Durante mucho tiempo se asumió que el mundo empresarial debía elegir entre dos caminos: apostar por la rentabilidad o apostar por el bienestar de las personas. Uno implicaba priorizar los números, los márgenes y la eficiencia. El otro, invertir en cultura, clima y beneficios que parecían no tener un impacto directo en el negocio.
Este dilema fue tan instalado en los directorios que se transformó en una especie de dogma silencioso: “si cuido demasiado a la gente, descuido los resultados; si me enfoco únicamente en los resultados, corro el riesgo de desgastar a la gente”. La realidad demuestra que esa visión es no solo incompleta, sino profundamente equivocada.
Cuando hablamos de bienestar no nos referimos a acciones superficiales o simbólicas. No es la fruta fresca en la oficina, el gimnasio corporativo o un after office mensual. Es mucho más que eso: es la certeza de que las personas son escuchadas, valoradas y vinculadas con el propósito de la organización.
El bienestar, en este sentido, se convierte en un activo estratégico que potencia el rendimiento. Un colaborador que siente confianza en su liderazgo, que percibe equidad en las decisiones y que encuentra sentido en su tarea, desarrolla un nivel de compromiso que ningún control externo podría garantizar.
Y aquí aparece la primera paradoja: la inversión en bienestar muchas veces reduce costos ocultos que rara vez aparecen en los balances.
Las empresas que descuidan a su gente enfrentan un costo silencioso: la rotación de talentos clave, la caída del clima y la desmotivación.
Reemplazar a una persona no es simplemente publicar un aviso y cubrir un puesto. Implica perder conocimiento, interrumpir procesos, erosionar la confianza de un equipo y rearmar relaciones. Cada salida genera un vacío que tarda meses en repararse.

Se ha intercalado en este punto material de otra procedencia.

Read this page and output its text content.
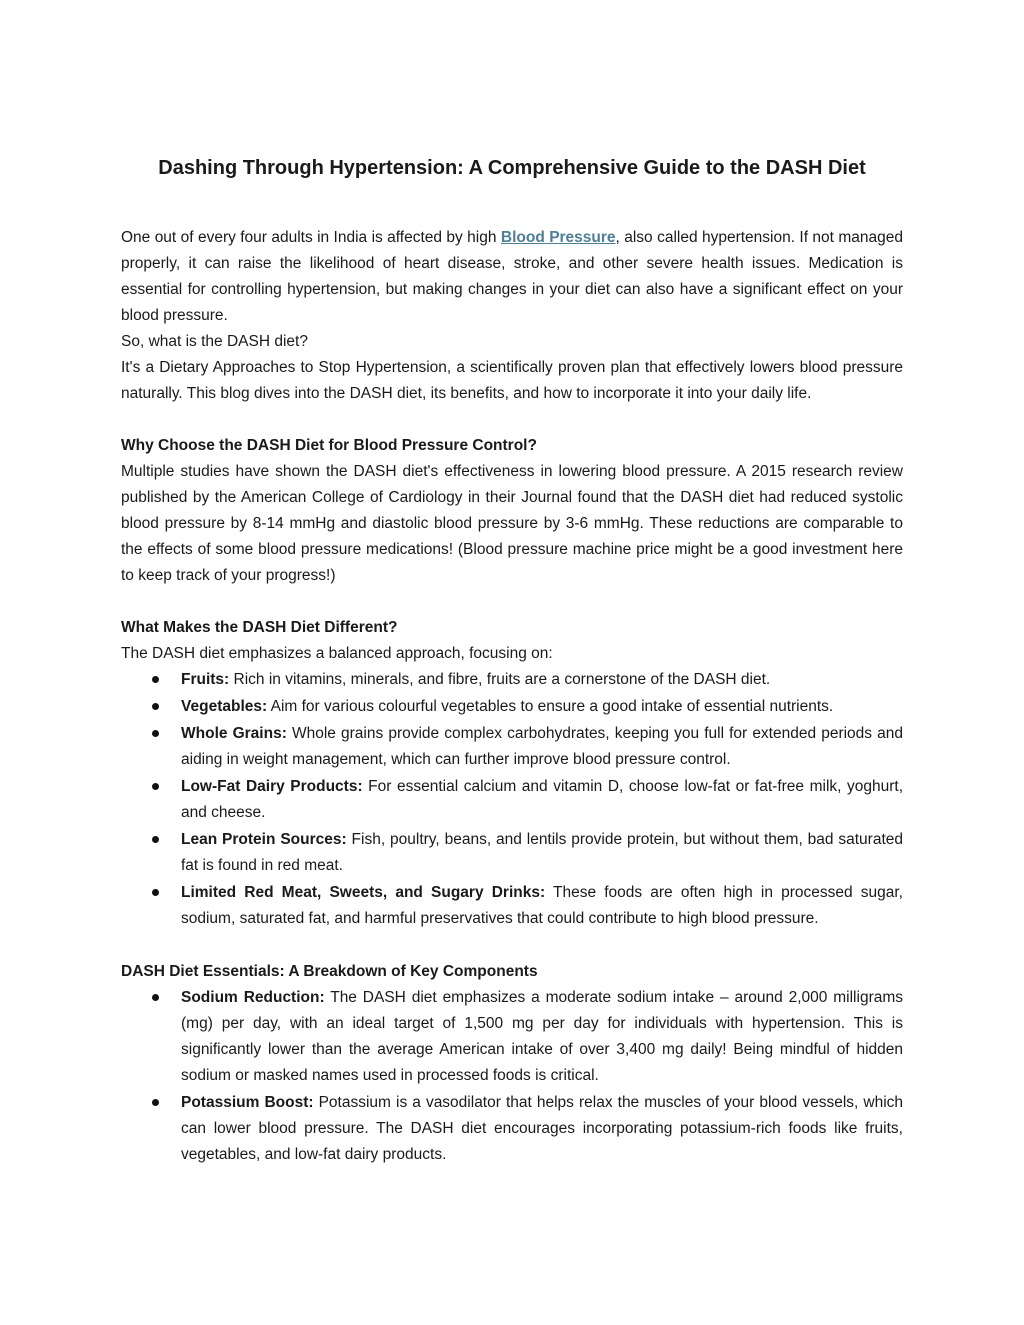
Dashing Through Hypertension: A Comprehensive Guide to the DASH Diet

One out of every four adults in India is affected by high Blood Pressure, also called hypertension. If not managed properly, it can raise the likelihood of heart disease, stroke, and other severe health issues. Medication is essential for controlling hypertension, but making changes in your diet can also have a significant effect on your blood pressure.

So, what is the DASH diet?

It's a Dietary Approaches to Stop Hypertension, a scientifically proven plan that effectively lowers blood pressure naturally. This blog dives into the DASH diet, its benefits, and how to incorporate it into your daily life.

Why Choose the DASH Diet for Blood Pressure Control?

Multiple studies have shown the DASH diet's effectiveness in lowering blood pressure. A 2015 research review published by the American College of Cardiology in their Journal found that the DASH diet had reduced systolic blood pressure by 8-14 mmHg and diastolic blood pressure by 3-6 mmHg. These reductions are comparable to the effects of some blood pressure medications! (Blood pressure machine price might be a good investment here to keep track of your progress!)

What Makes the DASH Diet Different?

The DASH diet emphasizes a balanced approach, focusing on:

Fruits: Rich in vitamins, minerals, and fibre, fruits are a cornerstone of the DASH diet.
Vegetables: Aim for various colourful vegetables to ensure a good intake of essential nutrients.
Whole Grains: Whole grains provide complex carbohydrates, keeping you full for extended periods and aiding in weight management, which can further improve blood pressure control.
Low-Fat Dairy Products: For essential calcium and vitamin D, choose low-fat or fat-free milk, yoghurt, and cheese.
Lean Protein Sources: Fish, poultry, beans, and lentils provide protein, but without them, bad saturated fat is found in red meat.
Limited Red Meat, Sweets, and Sugary Drinks: These foods are often high in processed sugar, sodium, saturated fat, and harmful preservatives that could contribute to high blood pressure.

DASH Diet Essentials: A Breakdown of Key Components

Sodium Reduction: The DASH diet emphasizes a moderate sodium intake – around 2,000 milligrams (mg) per day, with an ideal target of 1,500 mg per day for individuals with hypertension. This is significantly lower than the average American intake of over 3,400 mg daily! Being mindful of hidden sodium or masked names used in processed foods is critical.
Potassium Boost: Potassium is a vasodilator that helps relax the muscles of your blood vessels, which can lower blood pressure. The DASH diet encourages incorporating potassium-rich foods like fruits, vegetables, and low-fat dairy products.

Estudios recientes calculan que el costo de la rotación oscila entre 50% y 200% del salario anual de un puesto, dependiendo del nivel de especialización. A eso se suma un daño intangible: la reputación interna y externa de la empresa.
En contrapartida, cuando se invierte en programas de desarrollo, en escuchar activamente a los colaboradores y en construir una cultura de reconocimiento, se genera un círculo virtuoso: la gente permanece, se motiva y produce más.
El verdadero desafío para los directorios hoy no es elegir entre rentabilidad y bienestar, sino aprender a integrarlos. La sostenibilidad empresarial en entornos tan competitivos como los actuales exige líderes capaces de mirar ambas variables con la misma rigurosidad. Así como revisan un flujo de caja o un estado de resultados, también deberían revisar indicadores de clima, compromiso y cultura.
No es casualidad que los rankings de mejores lugares para trabajar estén ocupados por compañías que, a la par de cuidar a su gente, obtienen los mejores márgenes de rentabilidad. La explicación es simple: cuando la persona se siente parte, el negocio crece.
La rentabilidad se sostiene en las personas que la hacen posible. Creer que cuidar a la gente es un gasto es desconocer la esencia misma de cómo se construyen los resultados.
Por eso, el gran desafío para los directorios no es si invertir o no en bienestar, sino cómo integrar esa inversión en la estrategia global del negocio.
La dicotomía es falsa: el futuro de las organizaciones no está en elegir entre números y personas, sino en aprender a construir números sólidos gracias a las personas.